Magnetofluid and Plasma Behavior with Non-Ideal Boundary Conditions #

David Montgomery, Dartmouth College, Hanover, New Hampshire

Magnetohydrodynamic (MHD) confinement theory has to a large extent revolved around the stability of ideal MHD equilibria without flow, as described by the Grad-Shafranov equation. Such ideal equilibria are very numerous: as numerous as the solutions of the Euler equations for inviscid pipe flow, for example. Investigating the stability of such ideal equilibria is a task that could literally go on forever. However, if small but non-zero resistivity and viscosity and appropriate boundary conditions are introduced, the class of MHD steady states collapses to a very small one.

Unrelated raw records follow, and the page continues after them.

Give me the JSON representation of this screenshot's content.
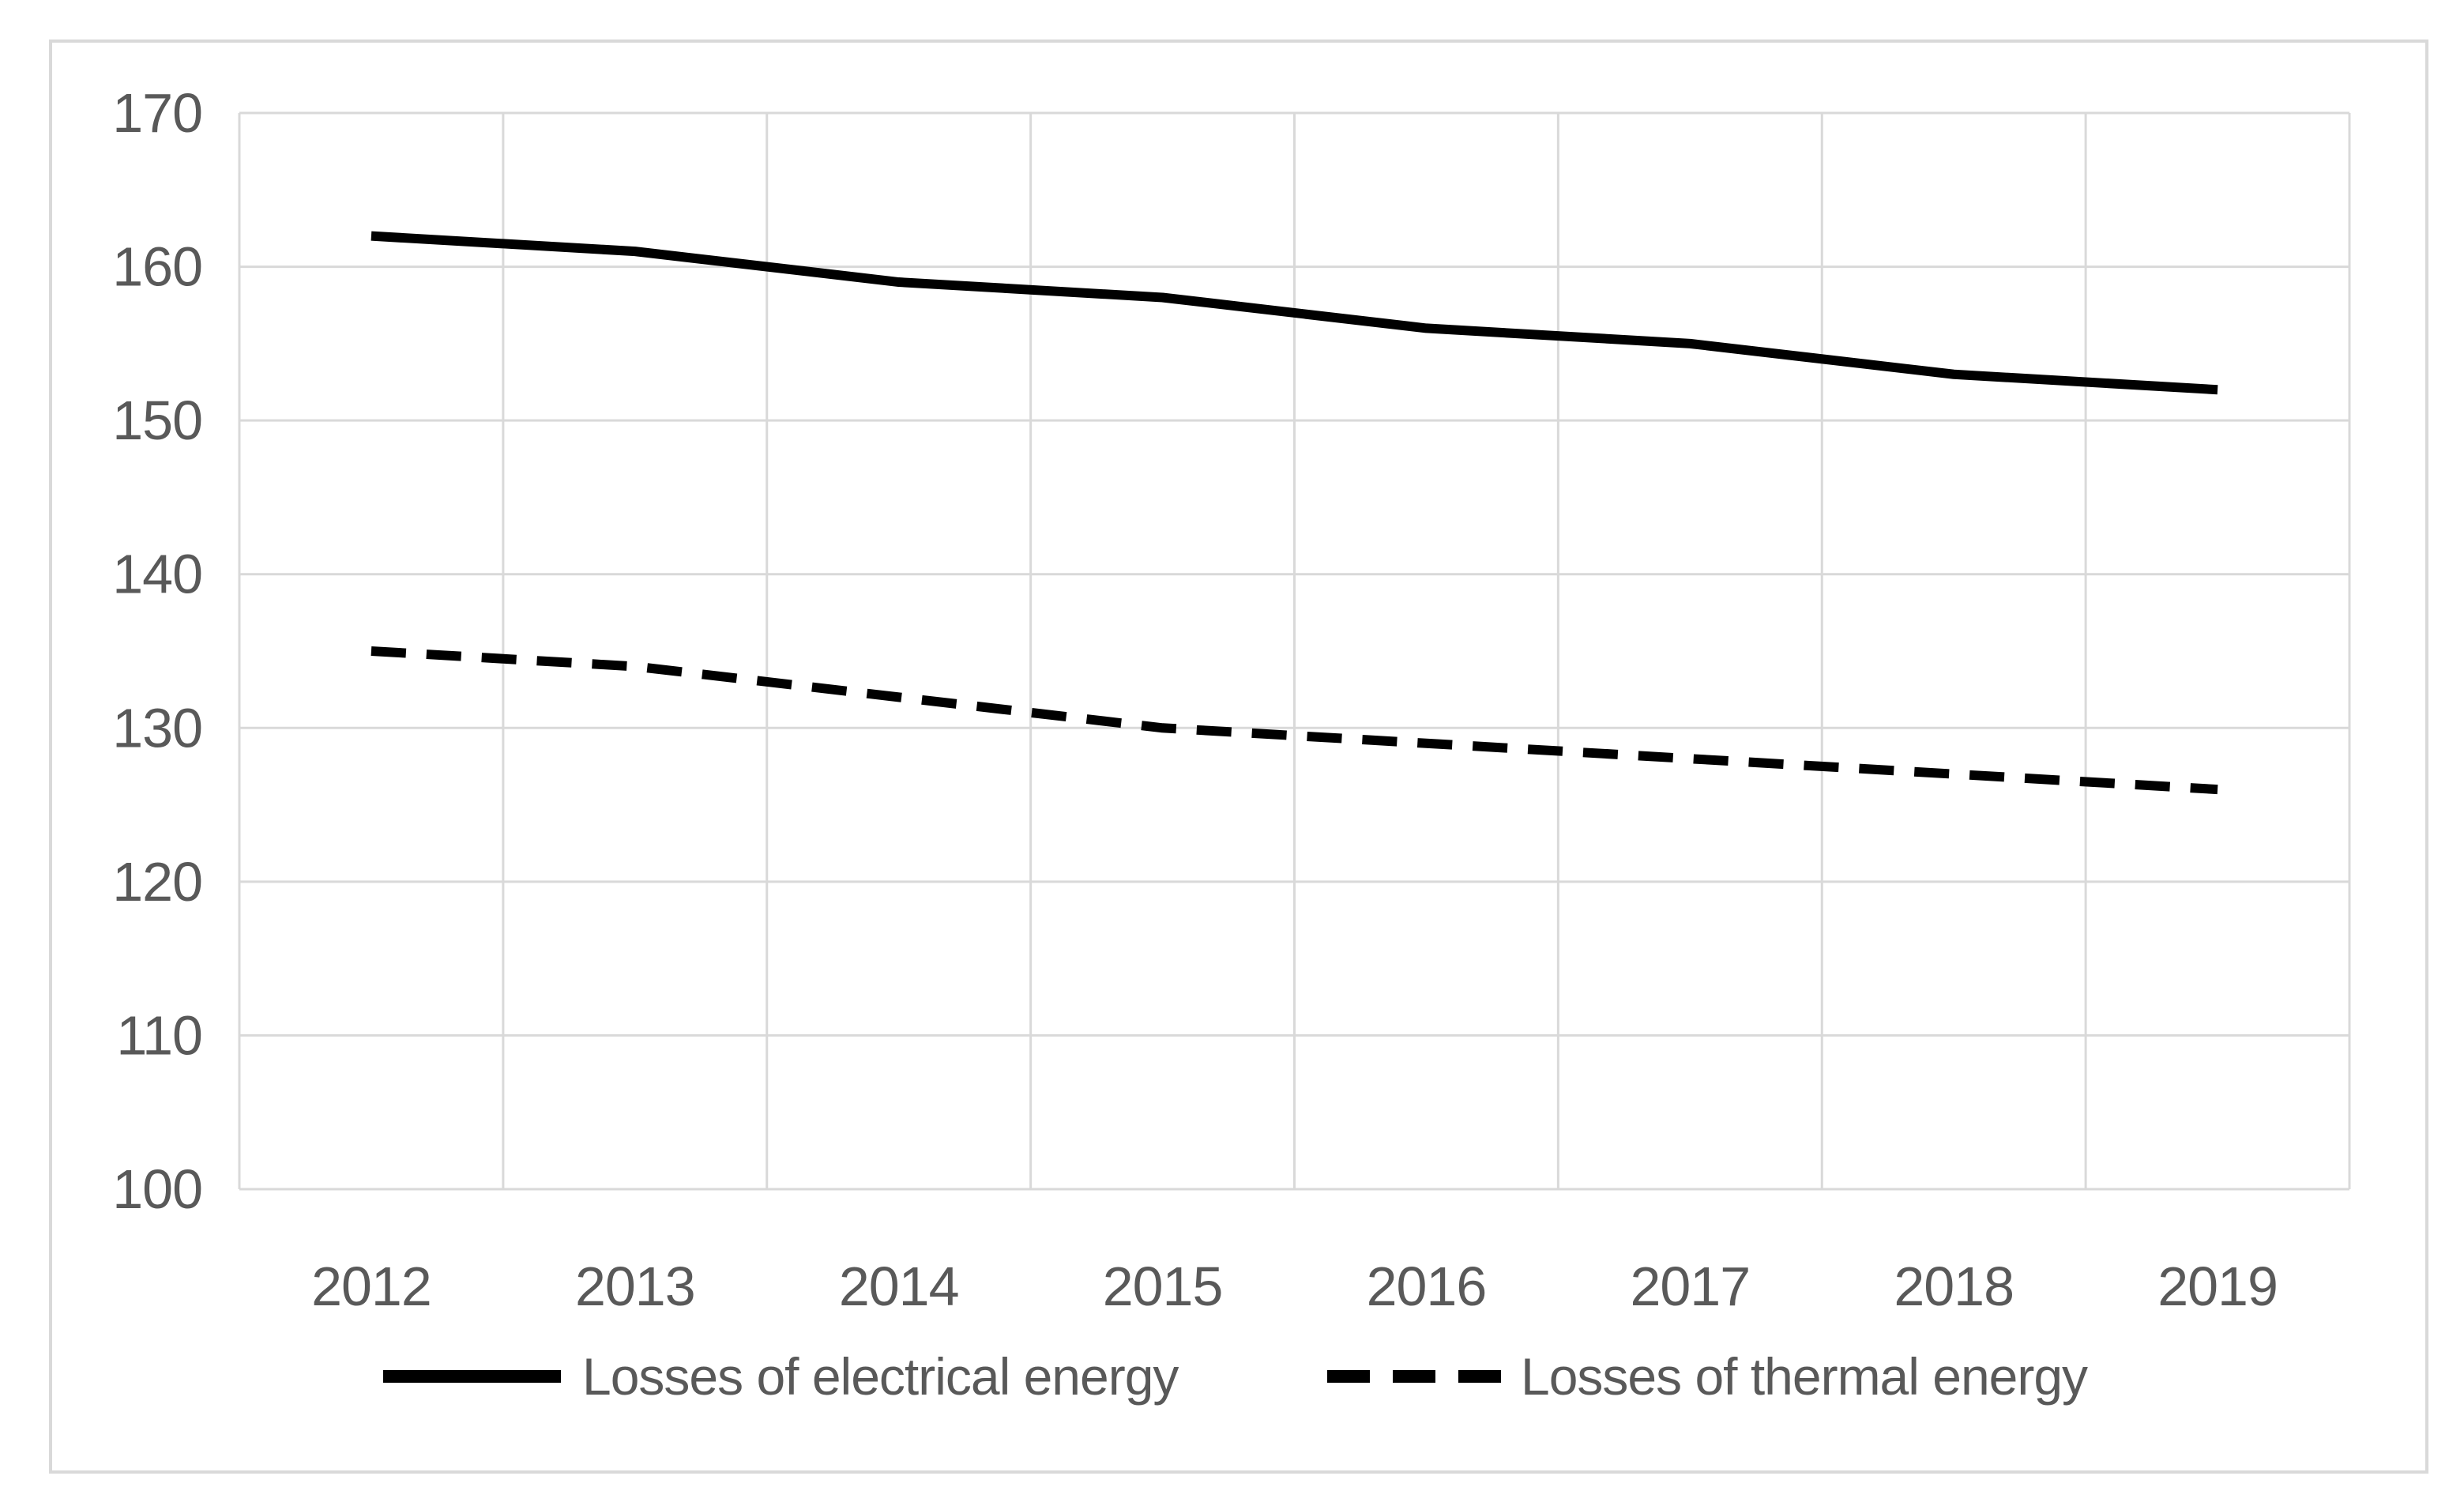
{
  "figure": {
    "background_color": "#ffffff",
    "frame_border_color": "#d9d9d9"
  },
  "chart_data": {
    "type": "line",
    "title": "",
    "xlabel": "",
    "ylabel": "",
    "categories": [
      "2012",
      "2013",
      "2014",
      "2015",
      "2016",
      "2017",
      "2018",
      "2019"
    ],
    "series": [
      {
        "name": "Losses of electrical energy",
        "style": "solid",
        "values": [
          162,
          161,
          159,
          158,
          156,
          155,
          153,
          152
        ]
      },
      {
        "name": "Losses of thermal energy",
        "style": "dashed",
        "values": [
          135,
          134,
          132,
          130,
          129,
          128,
          127,
          126
        ]
      }
    ],
    "ylim": [
      100,
      170
    ],
    "ytick_step": 10,
    "yticks": [
      "100",
      "110",
      "120",
      "130",
      "140",
      "150",
      "160",
      "170"
    ],
    "grid": true,
    "legend_position": "bottom",
    "line_color": "#000000",
    "grid_color": "#d9d9d9",
    "label_color": "#595959"
  }
}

In a periodic, straight cylinder, zero-flow, current-carrying steady states exist, and their stability boundaries and slightly non-linear behavior can be investigated. However, for toroidal geometry, the situation appears very different, and there seem to be no current-carrying, steady-state, MHD configurations without flow, or at least none with physically realizable resistivity profiles. The necessity of including flow in stability analyses, together with the loss of self-adjointness in the dissipative, linearized MHD equations, appears as a setback for MHD theory; but it may also open the door to the kind of realism that is taken for granted in Navier-Stokes fluid theory.

Reference: J.W. Bates and D. Montgomery, Phys. Plasmas 5, 2649 (1998).